Researchers are ethically obligated to make every reasonable effort to reduce this rate of infection, in spite of needing infections to prove if a vaccine works. This potential conflict is well recognized, and researchers are aware of their obligations to do risk reduction counseling with trial participants. There are also discussions of what level of behavioral training should be required. If participants in a vaccine trial change their rate of exposure, less because they are getting counseling and regular testing, or more because they think they are protected, you may not be able to evaluate the vaccine accurately.
How can you tell who was exposed?
You can't. So you need enough participants to guarantee an overall average exposure rate.
How can you determine the level of protection?
With a randomized, blinded clinical trial. One of the great discoveries of modern science is the power of randomized clinical trials. This marriage of medicine and statistics is the only known way to compensate for bias and chance to determine the efficacy of a treatment or vaccine. The basic idea is seductively simple. Give the treatment to some people and withhold it from an equal number. See how many get better (or get infected). If there is a statistically significant difference you can be mathematically certain that the treatment or vaccine is better than no treatment, or a comparative one. This is particularly true for vaccines where you really have no idea who has been exposed and who may otherwise have become infected. If you get enough people to participate and put them totally randomly into the different parts, or arms of the trial, statisticians can tell you how large the trial must be, how long it must last, and with what degree of certainty you can answer your research question, based on the expected number of infections.
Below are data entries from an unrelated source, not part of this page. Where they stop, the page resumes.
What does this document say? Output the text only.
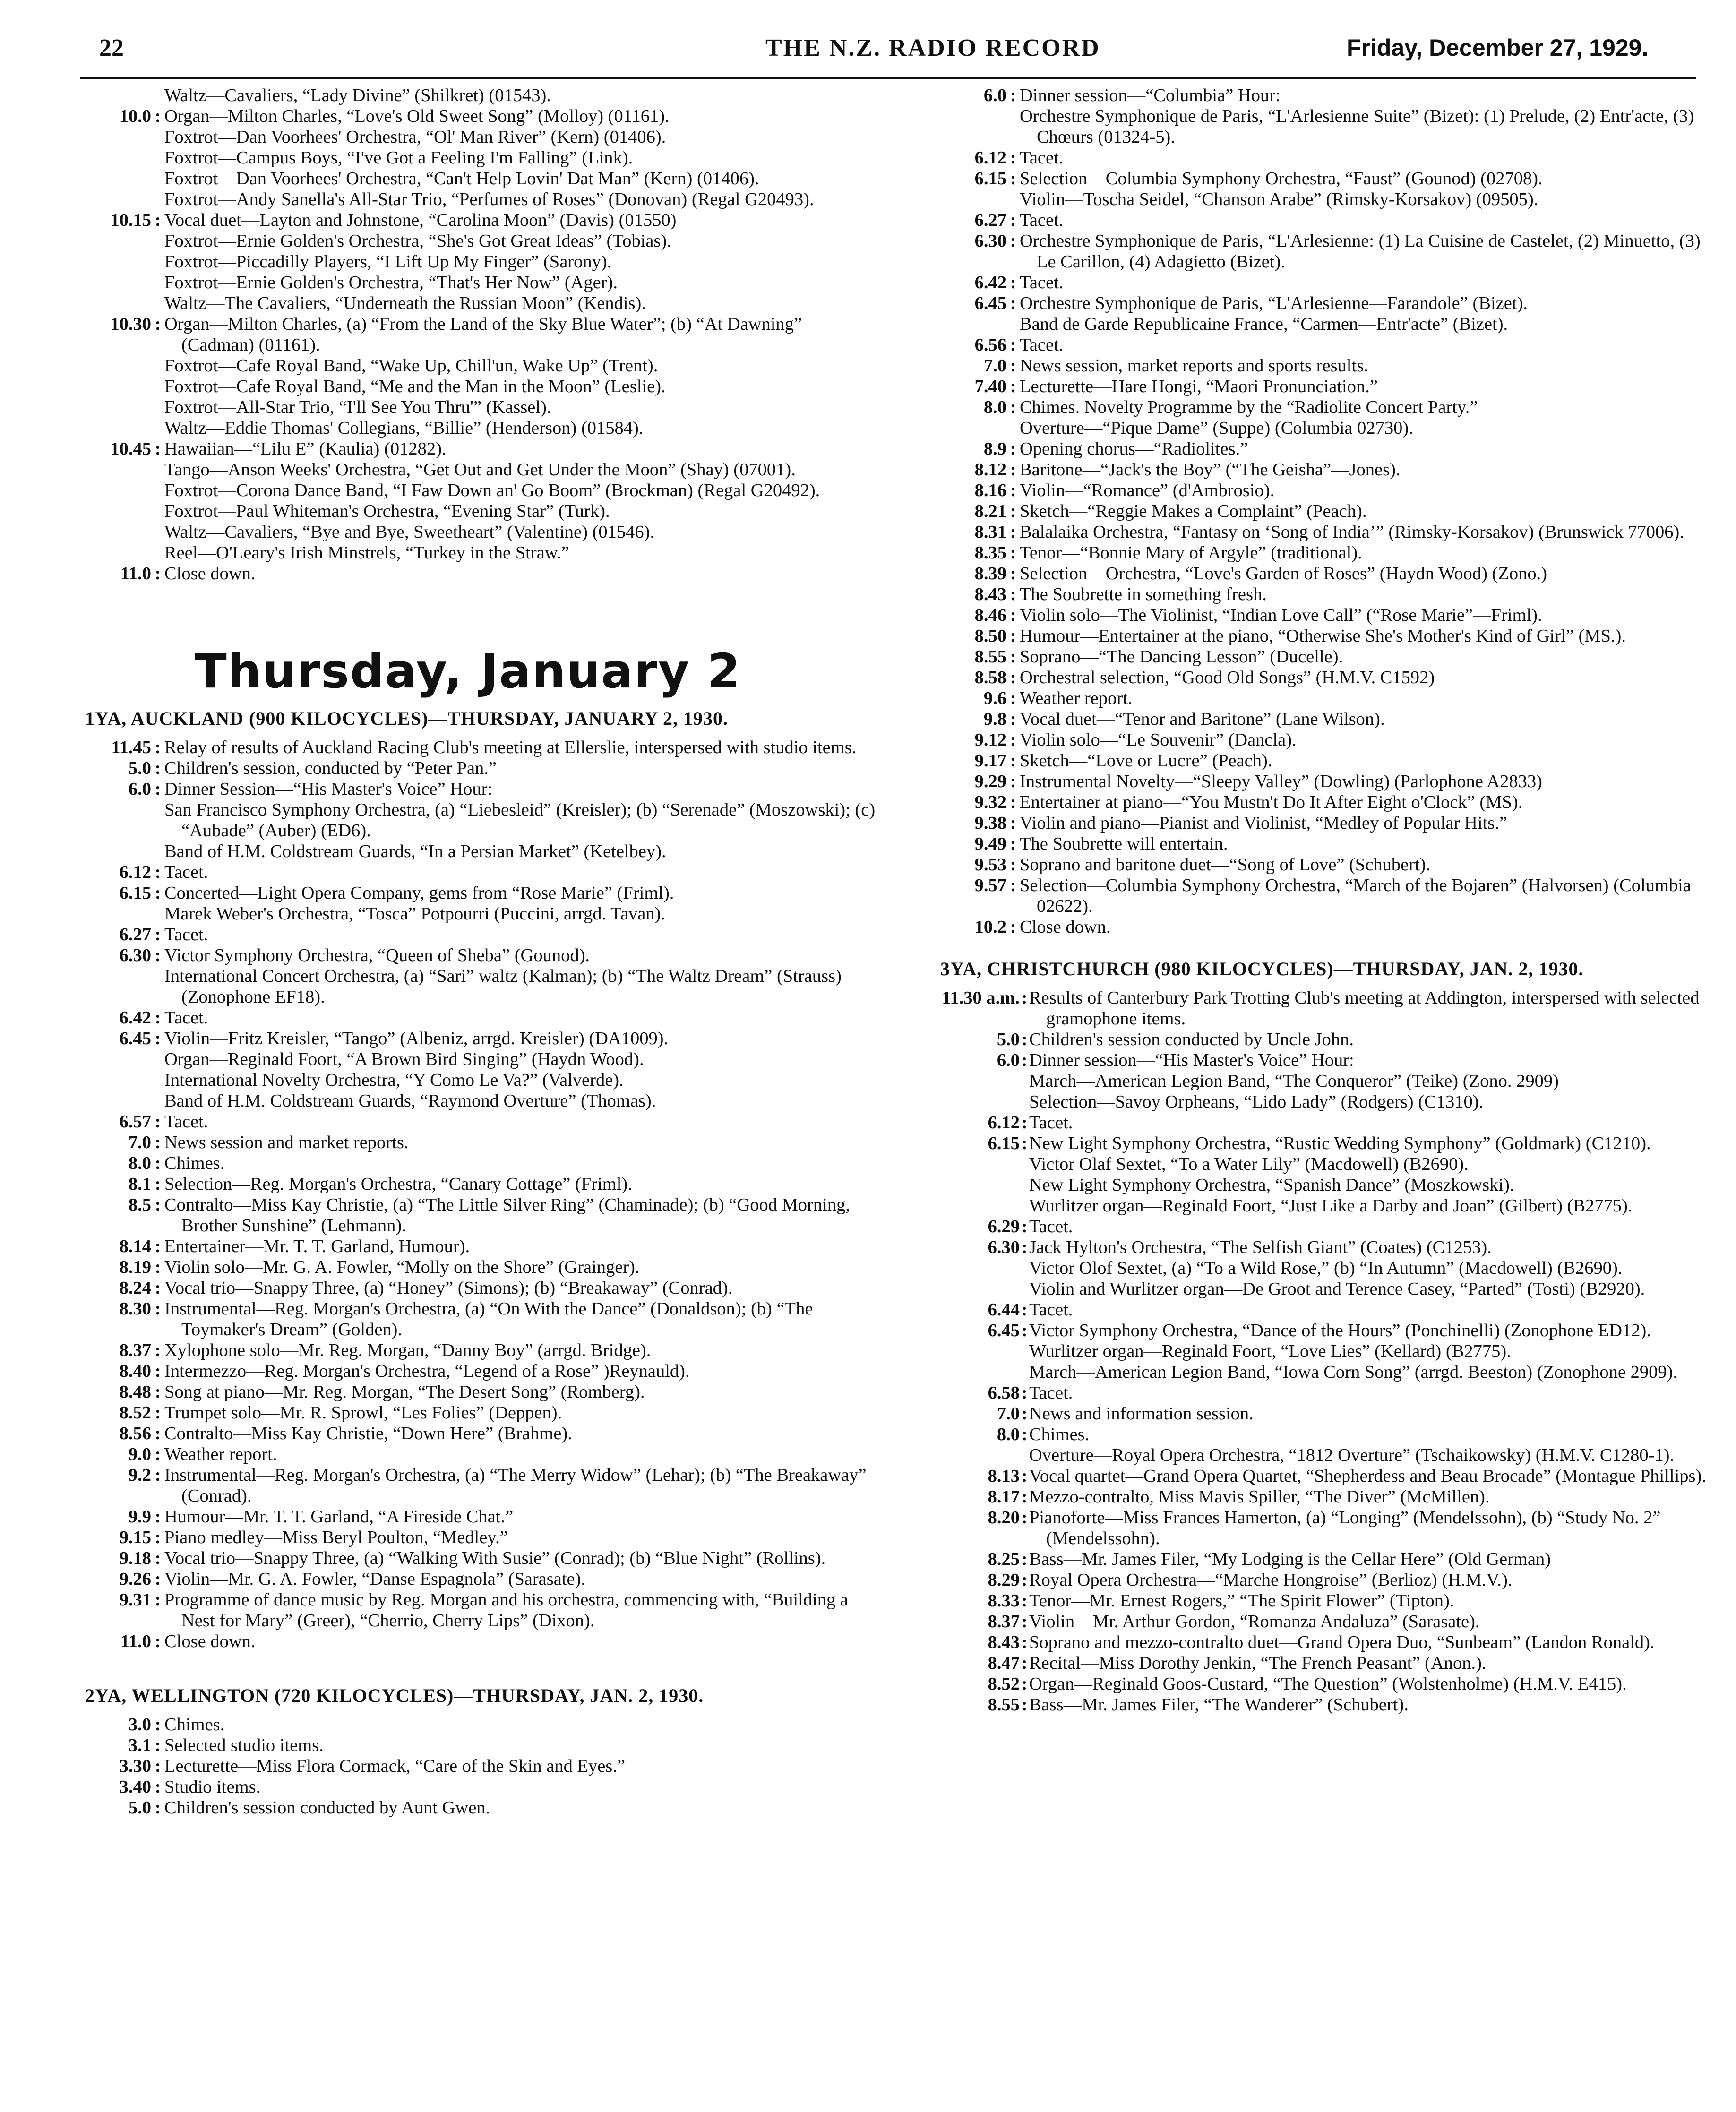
22	THE N.Z. RADIO RECORD	Friday, December 27, 1929.
Waltz—Cavaliers, “Lady Divine” (Shilkret) (01543).
10.0 : Organ—Milton Charles, “Love's Old Sweet Song” (Molloy) (01161).
Foxtrot—Dan Voorhees' Orchestra, “Ol' Man River” (Kern) (01406).
Foxtrot—Campus Boys, “I've Got a Feeling I'm Falling” (Link).
Foxtrot—Dan Voorhees' Orchestra, “Can't Help Lovin' Dat Man” (Kern) (01406).
Foxtrot—Andy Sanella's All-Star Trio, “Perfumes of Roses” (Donovan) (Regal G20493).
10.15 : Vocal duet—Layton and Johnstone, “Carolina Moon” (Davis) (01550)
Foxtrot—Ernie Golden's Orchestra, “She's Got Great Ideas” (Tobias).
Foxtrot—Piccadilly Players, “I Lift Up My Finger” (Sarony).
Foxtrot—Ernie Golden's Orchestra, “That's Her Now” (Ager).
Waltz—The Cavaliers, “Underneath the Russian Moon” (Kendis).
10.30 : Organ—Milton Charles, (a) “From the Land of the Sky Blue Water”; (b) “At Dawning” (Cadman) (01161).
Foxtrot—Cafe Royal Band, “Wake Up, Chill'un, Wake Up” (Trent).
Foxtrot—Cafe Royal Band, “Me and the Man in the Moon” (Leslie).
Foxtrot—All-Star Trio, “I'll See You Thru'” (Kassel).
Waltz—Eddie Thomas' Collegians, “Billie” (Henderson) (01584).
10.45 : Hawaiian—“Lilu E” (Kaulia) (01282).
Tango—Anson Weeks' Orchestra, “Get Out and Get Under the Moon” (Shay) (07001).
Foxtrot—Corona Dance Band, “I Faw Down an' Go Boom” (Brockman) (Regal G20492).
Foxtrot—Paul Whiteman's Orchestra, “Evening Star” (Turk).
Waltz—Cavaliers, “Bye and Bye, Sweetheart” (Valentine) (01546).
Reel—O'Leary's Irish Minstrels, “Turkey in the Straw.”
11.0 : Close down.
Thursday, January 2
1YA, AUCKLAND (900 KILOCYCLES)—THURSDAY, JANUARY 2, 1930.
11.45 : Relay of results of Auckland Racing Club's meeting at Ellerslie, interspersed with studio items.
5.0 : Children's session, conducted by “Peter Pan.”
6.0 : Dinner Session—“His Master's Voice” Hour:
San Francisco Symphony Orchestra, (a) “Liebesleid” (Kreisler); (b) “Serenade” (Moszowski); (c) “Aubade” (Auber) (ED6).
Band of H.M. Coldstream Guards, “In a Persian Market” (Ketelbey).
6.12 : Tacet.
6.15 : Concerted—Light Opera Company, gems from “Rose Marie” (Friml).
Marek Weber's Orchestra, “Tosca” Potpourri (Puccini, arrgd. Tavan).
6.27 : Tacet.
6.30 : Victor Symphony Orchestra, “Queen of Sheba” (Gounod).
International Concert Orchestra, (a) “Sari” waltz (Kalman); (b) “The Waltz Dream” (Strauss) (Zonophone EF18).
6.42 : Tacet.
6.45 : Violin—Fritz Kreisler, “Tango” (Albeniz, arrgd. Kreisler) (DA1009).
Organ—Reginald Foort, “A Brown Bird Singing” (Haydn Wood).
International Novelty Orchestra, “Y Como Le Va?” (Valverde).
Band of H.M. Coldstream Guards, “Raymond Overture” (Thomas).
6.57 : Tacet.
7.0 : News session and market reports.
8.0 : Chimes.
8.1 : Selection—Reg. Morgan's Orchestra, “Canary Cottage” (Friml).
8.5 : Contralto—Miss Kay Christie, (a) “The Little Silver Ring” (Chaminade); (b) “Good Morning, Brother Sunshine” (Lehmann).
8.14 : Entertainer—Mr. T. T. Garland, Humour).
8.19 : Violin solo—Mr. G. A. Fowler, “Molly on the Shore” (Grainger).
8.24 : Vocal trio—Snappy Three, (a) “Honey” (Simons); (b) “Breakaway” (Conrad).
8.30 : Instrumental—Reg. Morgan's Orchestra, (a) “On With the Dance” (Donaldson); (b) “The Toymaker's Dream” (Golden).
8.37 : Xylophone solo—Mr. Reg. Morgan, “Danny Boy” (arrgd. Bridge).
8.40 : Intermezzo—Reg. Morgan's Orchestra, “Legend of a Rose” )Reynauld).
8.48 : Song at piano—Mr. Reg. Morgan, “The Desert Song” (Romberg).
8.52 : Trumpet solo—Mr. R. Sprowl, “Les Folies” (Deppen).
8.56 : Contralto—Miss Kay Christie, “Down Here” (Brahme).
9.0 : Weather report.
9.2 : Instrumental—Reg. Morgan's Orchestra, (a) “The Merry Widow” (Lehar); (b) “The Breakaway” (Conrad).
9.9 : Humour—Mr. T. T. Garland, “A Fireside Chat.”
9.15 : Piano medley—Miss Beryl Poulton, “Medley.”
9.18 : Vocal trio—Snappy Three, (a) “Walking With Susie” (Conrad); (b) “Blue Night” (Rollins).
9.26 : Violin—Mr. G. A. Fowler, “Danse Espagnola” (Sarasate).
9.31 : Programme of dance music by Reg. Morgan and his orchestra, commencing with, “Building a Nest for Mary” (Greer), “Cherrio, Cherry Lips” (Dixon).
11.0 : Close down.
2YA, WELLINGTON (720 KILOCYCLES)—THURSDAY, JAN. 2, 1930.
3.0 : Chimes.
3.1 : Selected studio items.
3.30 : Lecturette—Miss Flora Cormack, “Care of the Skin and Eyes.”
3.40 : Studio items.
5.0 : Children's session conducted by Aunt Gwen.
6.0 : Dinner session—“Columbia” Hour:
Orchestre Symphonique de Paris, “L'Arlesienne Suite” (Bizet): (1) Prelude, (2) Entr'acte, (3) Chœurs (01324-5).
6.12 : Tacet.
6.15 : Selection—Columbia Symphony Orchestra, “Faust” (Gounod) (02708).
Violin—Toscha Seidel, “Chanson Arabe” (Rimsky-Korsakov) (09505).
6.27 : Tacet.
6.30 : Orchestre Symphonique de Paris, “L'Arlesienne: (1) La Cuisine de Castelet, (2) Minuetto, (3) Le Carillon, (4) Adagietto (Bizet).
6.42 : Tacet.
6.45 : Orchestre Symphonique de Paris, “L'Arlesienne—Farandole” (Bizet).
Band de Garde Republicaine France, “Carmen—Entr'acte” (Bizet).
6.56 : Tacet.
7.0 : News session, market reports and sports results.
7.40 : Lecturette—Hare Hongi, “Maori Pronunciation.”
8.0 : Chimes. Novelty Programme by the “Radiolite Concert Party.”
Overture—“Pique Dame” (Suppe) (Columbia 02730).
8.9 : Opening chorus—“Radiolites.”
8.12 : Baritone—“Jack's the Boy” (“The Geisha”—Jones).
8.16 : Violin—“Romance” (d'Ambrosio).
8.21 : Sketch—“Reggie Makes a Complaint” (Peach).
8.31 : Balalaika Orchestra, “Fantasy on ‘Song of India’” (Rimsky-Korsakov) (Brunswick 77006).
8.35 : Tenor—“Bonnie Mary of Argyle” (traditional).
8.39 : Selection—Orchestra, “Love's Garden of Roses” (Haydn Wood) (Zono.)
8.43 : The Soubrette in something fresh.
8.46 : Violin solo—The Violinist, “Indian Love Call” (“Rose Marie”—Friml).
8.50 : Humour—Entertainer at the piano, “Otherwise She's Mother's Kind of Girl” (MS.).
8.55 : Soprano—“The Dancing Lesson” (Ducelle).
8.58 : Orchestral selection, “Good Old Songs” (H.M.V. C1592)
9.6 : Weather report.
9.8 : Vocal duet—“Tenor and Baritone” (Lane Wilson).
9.12 : Violin solo—“Le Souvenir” (Dancla).
9.17 : Sketch—“Love or Lucre” (Peach).
9.29 : Instrumental Novelty—“Sleepy Valley” (Dowling) (Parlophone A2833)
9.32 : Entertainer at piano—“You Mustn't Do It After Eight o'Clock” (MS).
9.38 : Violin and piano—Pianist and Violinist, “Medley of Popular Hits.”
9.49 : The Soubrette will entertain.
9.53 : Soprano and baritone duet—“Song of Love” (Schubert).
9.57 : Selection—Columbia Symphony Orchestra, “March of the Bojaren” (Halvorsen) (Columbia 02622).
10.2 : Close down.
3YA, CHRISTCHURCH (980 KILOCYCLES)—THURSDAY, JAN. 2, 1930.
11.30 a.m. : Results of Canterbury Park Trotting Club's meeting at Addington, interspersed with selected gramophone items.
5.0 : Children's session conducted by Uncle John.
6.0 : Dinner session—“His Master's Voice” Hour:
March—American Legion Band, “The Conqueror” (Teike) (Zono. 2909)
Selection—Savoy Orpheans, “Lido Lady” (Rodgers) (C1310).
6.12 : Tacet.
6.15 : New Light Symphony Orchestra, “Rustic Wedding Symphony” (Goldmark) (C1210).
Victor Olaf Sextet, “To a Water Lily” (Macdowell) (B2690).
New Light Symphony Orchestra, “Spanish Dance” (Moszkowski).
Wurlitzer organ—Reginald Foort, “Just Like a Darby and Joan” (Gilbert) (B2775).
6.29 : Tacet.
6.30 : Jack Hylton's Orchestra, “The Selfish Giant” (Coates) (C1253).
Victor Olof Sextet, (a) “To a Wild Rose,” (b) “In Autumn” (Macdowell) (B2690).
Violin and Wurlitzer organ—De Groot and Terence Casey, “Parted” (Tosti) (B2920).
6.44 : Tacet.
6.45 : Victor Symphony Orchestra, “Dance of the Hours” (Ponchinelli) (Zonophone ED12).
Wurlitzer organ—Reginald Foort, “Love Lies” (Kellard) (B2775).
March—American Legion Band, “Iowa Corn Song” (arrgd. Beeston) (Zonophone 2909).
6.58 : Tacet.
7.0 : News and information session.
8.0 : Chimes.
Overture—Royal Opera Orchestra, “1812 Overture” (Tschaikowsky) (H.M.V. C1280-1).
8.13 : Vocal quartet—Grand Opera Quartet, “Shepherdess and Beau Brocade” (Montague Phillips).
8.17 : Mezzo-contralto, Miss Mavis Spiller, “The Diver” (McMillen).
8.20 : Pianoforte—Miss Frances Hamerton, (a) “Longing” (Mendelssohn), (b) “Study No. 2” (Mendelssohn).
8.25 : Bass—Mr. James Filer, “My Lodging is the Cellar Here” (Old German)
8.29 : Royal Opera Orchestra—“Marche Hongroise” (Berlioz) (H.M.V.).
8.33 : Tenor—Mr. Ernest Rogers,” “The Spirit Flower” (Tipton).
8.37 : Violin—Mr. Arthur Gordon, “Romanza Andaluza” (Sarasate).
8.43 : Soprano and mezzo-contralto duet—Grand Opera Duo, “Sunbeam” (Landon Ronald).
8.47 : Recital—Miss Dorothy Jenkin, “The French Peasant” (Anon.).
8.52 : Organ—Reginald Goos-Custard, “The Question” (Wolstenholme) (H.M.V. E415).
8.55 : Bass—Mr. James Filer, “The Wanderer” (Schubert).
For example, with a 2% annual infection rate, with one year to enroll and vaccinate participants, follow up for 2.5 years to count infections, and 5% loss from follow up, you would need roughly 3000 participants in each arm (vaccine and placebo) of a trial. This size and length of trial would allow you to determine if the vaccine is 40% or more effective with very good predictive ability. The cost of such a trial, in addition to the time until an answer (3.5 years), and commitment of the thousands of at risk volunteers, would be as much as $25 or $30 million. So you can see why companies or the government might be hesitant to jump into such a trial unless there is hope that the trial would help move the vaccine effort forward, even if the vaccine is found to be less effective than desired.
Intermediate-sized trials
An alternative approach to make this decision easier to swallow is to run an intermediate or 'proof of concept' trial with half as many participants (about 1500 per arm). This would only generate one fourth as much data with considerably less certainty, but it would allow for a faster trial (2 years vs. 3.5), less cost and risk, and would give the ability to tell if the tested vaccine was poor and not worth pursuing (less than 30% effective), very good (greater than 60% effective), or somewhere in the middle. This might mean that another full efficacy trial would have to follow to get a more exact indication of efficacy, but it would answer some very important questions. General thinking now is that this is the size of trial that would occur first with current products in development. It has definite advantages and drawbacks but is seen as more politically and logistically feasible.
It is very important to understand that a successful trial is one that asks important research questions and answers those question definitively, not necessarily one that leads to a licensable vaccine. One great hope is that initial efficacy trials will help answer important secondary questions that will help develop better vaccine candidates, and make later trials easier to decide upon and design.